Augenscheinlich ist die Angst der Mittelschicht vor Abstieg und Kontrollverlust berechtigt, weil es ihr – im Gegensatz zum lustigen Privatdenker, der in den neun Jahren seit seinem Magister eingedenk des memento mori nie über den Lebensstil eines kleinen Bettelstudenten hinausging – zu gut geht und sie viel zu verlieren hat.

Andererseits sind diese Leute mit sich und ihren persönlichen Aussichten ganz zufrieden – es sei jedem „besorgten Bürger“ geraten, einfach mal die SUVs und Jeeps zu zählen, die die Straßen der viertgrößten Wirtschaftsnation befahren, oder die Arbeitslosenquote zu begucken oder die Steuereinnahmen, oderoderoder.

 

Doch es spricht ja einiges dagegen, mit konkreten, objektiven und komplizierten Hinweisen noch irgendwas in Otto Normalbürgers Oberstübchen reißen zu können. Vielmehr leben wir im „Age of Trumpiness“ und da muss nämliches Oberstübchen erstmal angekiekt werden, wie es nun einmal ist.

Menschen sind „in Erbgeschichten, in Erzählungen verstrickte Wesen“, sagt DLF-Redakteur Michael Köhler ganz recht, ohne Wilhelm Schapp zu nennen, und Nassehi ergänzt: auch Gesellschaften sind so, ohne dich zu nennen, aber wie auch – dein Essay mit diesem Wortlaut erscheint ja erst in einer Woche! (Fluch der Printmedien!)

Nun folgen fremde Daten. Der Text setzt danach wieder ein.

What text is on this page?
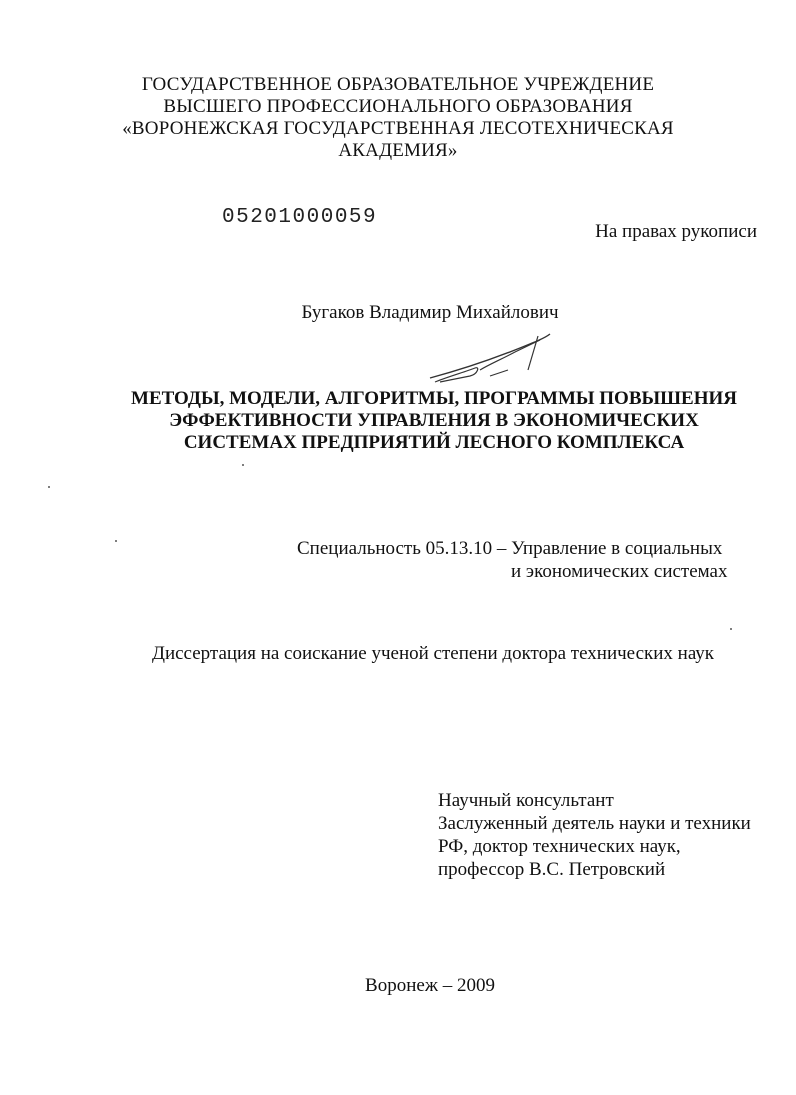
ГОСУДАРСТВЕННОЕ ОБРАЗОВАТЕЛЬНОЕ УЧРЕЖДЕНИЕ
ВЫСШЕГО ПРОФЕССИОНАЛЬНОГО ОБРАЗОВАНИЯ
«ВОРОНЕЖСКАЯ ГОСУДАРСТВЕННАЯ ЛЕСОТЕХНИЧЕСКАЯ
АКАДЕМИЯ»
05201000059
На правах рукописи
Бугаков Владимир Михайлович
МЕТОДЫ, МОДЕЛИ, АЛГОРИТМЫ, ПРОГРАММЫ ПОВЫШЕНИЯ
ЭФФЕКТИВНОСТИ УПРАВЛЕНИЯ В ЭКОНОМИЧЕСКИХ
СИСТЕМАХ ПРЕДПРИЯТИЙ ЛЕСНОГО КОМПЛЕКСА
Специальность 05.13.10 – Управление в социальных
и экономических системах
Диссертация на соискание ученой степени доктора технических наук
Научный консультант
Заслуженный деятель науки и техники
РФ, доктор технических наук,
профессор В.С. Петровский
Воронеж – 2009
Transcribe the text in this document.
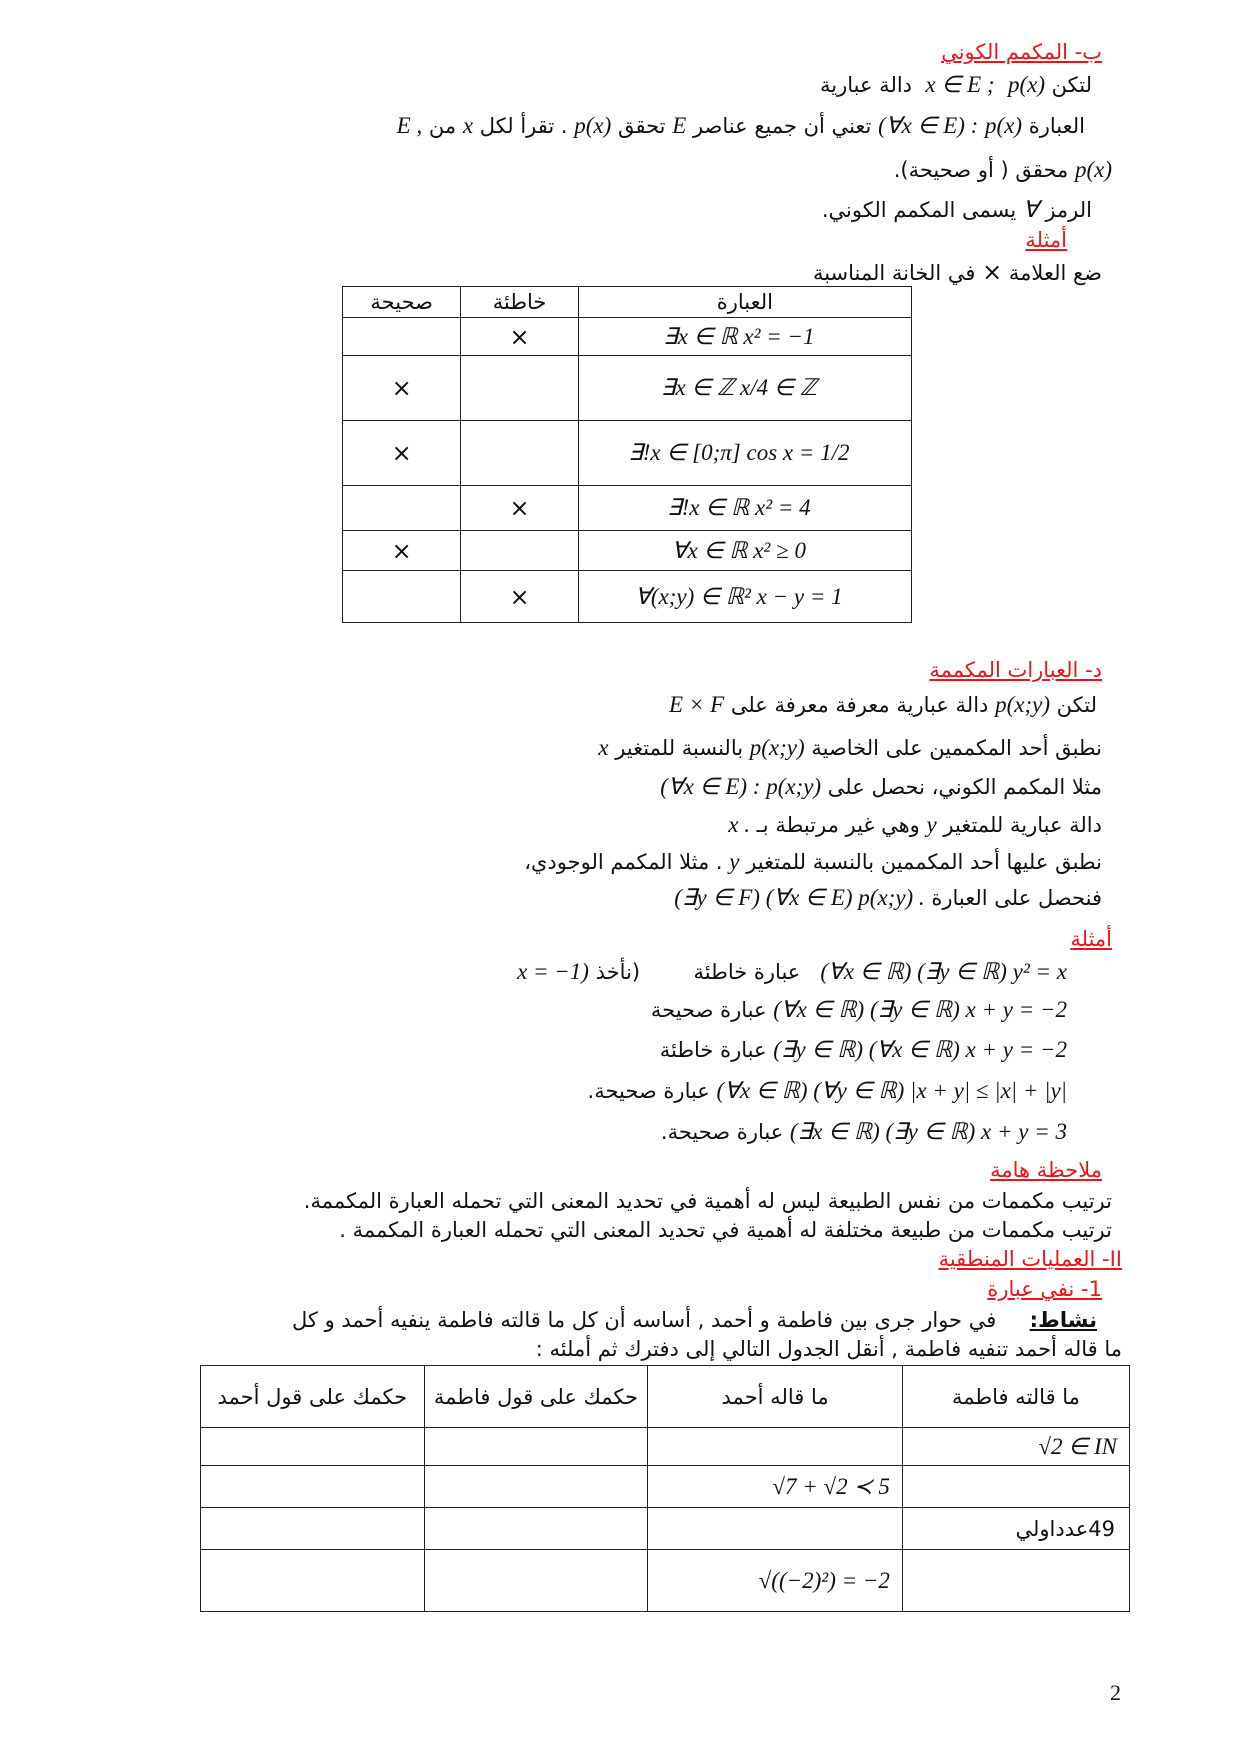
ب- المكمم الكوني
لتكن p(x)  x ∈ E ;  دالة عبارية
العبارة p(x) (∀x ∈ E) : تعني أن جميع عناصر E تحقق p(x) . تقرأ لكل x من E ,
p(x) محقق ( أو صحيحة).
الرمز ∀ يسمى المكمم الكوني.
أمثلة
ضع العلامة × في الخانة المناسبة
صحيحة	خاطئة	العبارة
	×	∃x ∈ ℝ x² = −1
×		∃x ∈ ℤ x/4 ∈ ℤ
×		∃!x ∈ [0;π] cos x = 1/2
	×	∃!x ∈ ℝ x² = 4
×		∀x ∈ ℝ x² ≥ 0
	×	∀(x;y) ∈ ℝ² x − y = 1
د- العبارات المكممة
لتكن p(x;y) دالة عبارية معرفة معرفة على E × F
نطبق أحد المكممين على الخاصية p(x;y) بالنسبة للمتغير x
مثلا المكمم الكوني، نحصل على (∀x ∈ E) : p(x;y)
دالة عبارية للمتغير y وهي غير مرتبطة بـ x .
نطبق عليها أحد المكممين بالنسبة للمتغير y . مثلا المكمم الوجودي،
فنحصل على العبارة (∃y ∈ F) (∀x ∈ E) p(x;y) .
أمثلة
(∀x ∈ ℝ) (∃y ∈ ℝ) y² = x   عبارة خاطئة        (نأخذ x = −1)
(∀x ∈ ℝ) (∃y ∈ ℝ) x + y = −2 عبارة صحيحة
(∃y ∈ ℝ) (∀x ∈ ℝ) x + y = −2 عبارة خاطئة
(∀x ∈ ℝ) (∀y ∈ ℝ) |x + y| ≤ |x| + |y| عبارة صحيحة.
(∃x ∈ ℝ) (∃y ∈ ℝ) x + y = 3 عبارة صحيحة.
ملاحظة هامة
ترتيب مكممات من نفس الطبيعة ليس له أهمية في تحديد المعنى التي تحمله العبارة المكممة.
ترتيب مكممات من طبيعة مختلفة له أهمية في تحديد المعنى التي تحمله العبارة المكممة .
II- العمليات المنطقية
1- نفي عبارة
نشاط:     في حوار جرى بين فاطمة و أحمد , أساسه أن كل ما قالته فاطمة ينفيه أحمد و كل
ما قاله أحمد تنفيه فاطمة , أنقل الجدول التالي إلى دفترك ثم أملئه :
حكمك على قول أحمد	حكمك على قول فاطمة	ما قاله أحمد	ما قالته فاطمة
			√2 ∈ IN
		√7 + √2 ≺ 5	
			49عدداولي
		√((−2)²) = −2	
2
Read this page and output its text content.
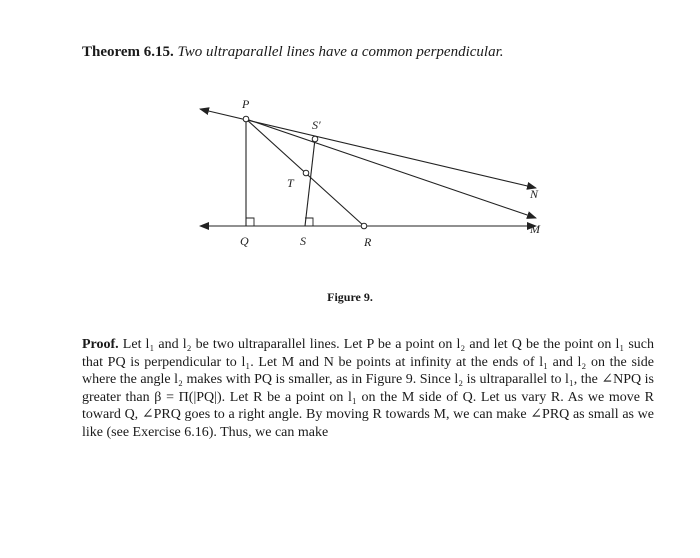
Theorem 6.15. Two ultraparallel lines have a common perpendicular.
P
S′
T
N
M
Q	S	R
Figure 9.
Proof. Let l₁ and l₂ be two ultraparallel lines. Let P be a point on l₂ and let Q be the point on l₁ such that PQ is perpendicular to l₁. Let M and N be points at infinity at the ends of l₁ and l₂ on the side where the angle l₂ makes with PQ is smaller, as in Figure 9. Since l₂ is ultraparallel to l₁, the ∠NPQ is greater than β = Π(|PQ|). Let R be a point on l₁ on the M side of Q. Let us vary R. As we move R toward Q, ∠PRQ goes to a right angle. By moving R towards M, we can make ∠PRQ as small as we like (see Exercise 6.16). Thus, we can make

Es kann einem also noch so gut gehen – wenn man das nicht in die Geschichte der Welt einordnen kann, kommt die Angst, oder wörtlich Nassehi: „Wenn es nicht gelingt, Geschichten über die Welt zu erzählen, die die Welt eindeutiger beschreiben, als sie eigentlich ist, dann entstehen diese Unsicherheiten.“

Die Nachkriegsgeneration hatte ihre Narrative von Wiederaufbau, Sicherheit und sozialem Aufstieg. Den etablierten Parteien gelingt es nicht (mehr), ihren „narrativ heimatlosen“ Milieus Geschichten zu erzählen, wo sie denn eigentlich leben – darum der Erfolg des Rechtspopulismus mit seinen diffusen Angsterzählungen.